Once you’ve narrowed down your preferred location, local real estate agents can be another great resource. They’ll have an in-depth understanding of what’s happening in the local market, including how easy it is to find and keep good tenants.

3. Don’t over capitalize

One of the biggest mistakes investors make is overcapitalizing on their investment property. When searching for the right property, remember that you’re shopping for an investment rather than a place to live in yourself, so keep your emotions out of your decision making.

Make sure you crunch the numbers so you know how much rent you can realistically expect to generate in comparison to the price tag. You’ll also need to understand what your holding costs will be when the property is vacant to ensure you can cover them if you need to and you should also consider if you could afford an increase in interest rates.

4. Choose your property wisely

Pay some careful consideration to the type of property you purchase as some property types will perform differently depending on the location.

Whether you’re considering an apartment, house or unit, there are various benefits and downsides to each.

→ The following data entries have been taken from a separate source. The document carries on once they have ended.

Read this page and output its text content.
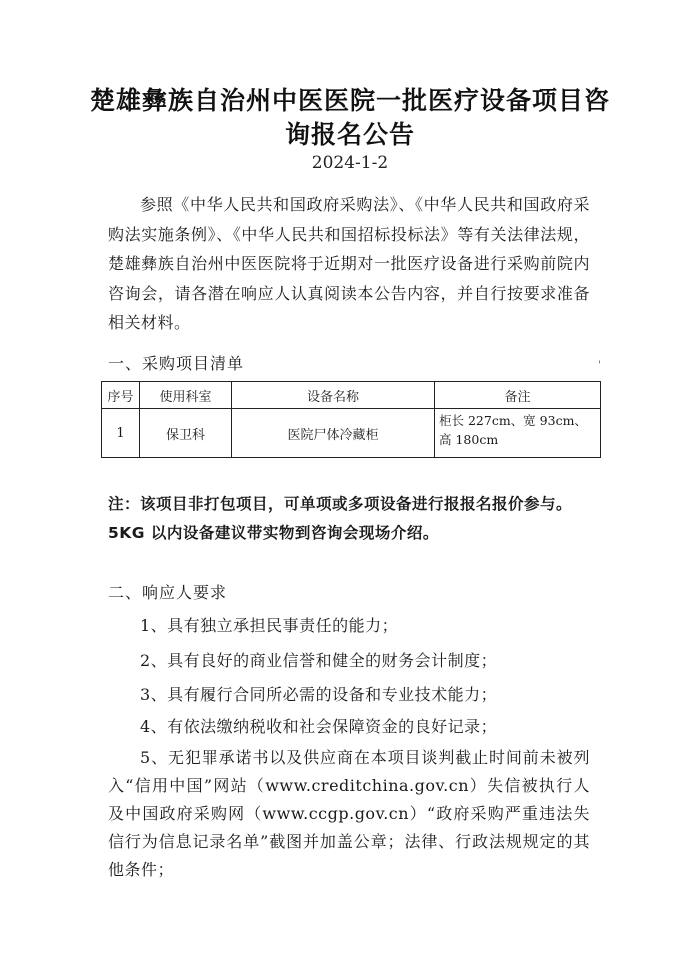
楚雄彝族自治州中医医院一批医疗设备项目咨询报名公告
2024-1-2
参照《中华人民共和国政府采购法》、《中华人民共和国政府采购法实施条例》、《中华人民共和国招标投标法》等有关法律法规，楚雄彝族自治州中医医院将于近期对一批医疗设备进行采购前院内咨询会，请各潜在响应人认真阅读本公告内容，并自行按要求准备相关材料。
一、采购项目清单	'
序号	使用科室	设备名称	备注
1	保卫科	医院尸体冷藏柜	柜长 227cm、宽 93cm、高 180cm
注：该项目非打包项目，可单项或多项设备进行报报名报价参与。5KG 以内设备建议带实物到咨询会现场介绍。
二、响应人要求
1、具有独立承担民事责任的能力；
2、具有良好的商业信誉和健全的财务会计制度；
3、具有履行合同所必需的设备和专业技术能力；
4、有依法缴纳税收和社会保障资金的良好记录；
5、无犯罪承诺书以及供应商在本项目谈判截止时间前未被列入“信用中国”网站（www.creditchina.gov.cn）失信被执行人及中国政府采购网（www.ccgp.gov.cn）“政府采购严重违法失信行为信息记录名单”截图并加盖公章；法律、行政法规规定的其他条件；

Then you’ll also need to consider if it’s a smarter move to buy an established property, buy an off the plan apartment or townhouse or purchase a house and land package from a home builder.

Your best bet is to look at the other properties listed for lease in the area and how much they’re advertised for to gauge the level of demand and competition in the area.

5. Know what you can deduct at tax time

If you don’t understand how an investment property can benefit you at tax time, it’s well worth doing some research to find out what deductions you may be able to claim come as they can add up.

While what you can claim will vary based on where you buy, generally you should be able to claim things like advertising and property management fees, loan interest and fees, council rates, strata fees, depreciation on fittings and fixtures, repairs and maintenance and building and landlord insurance.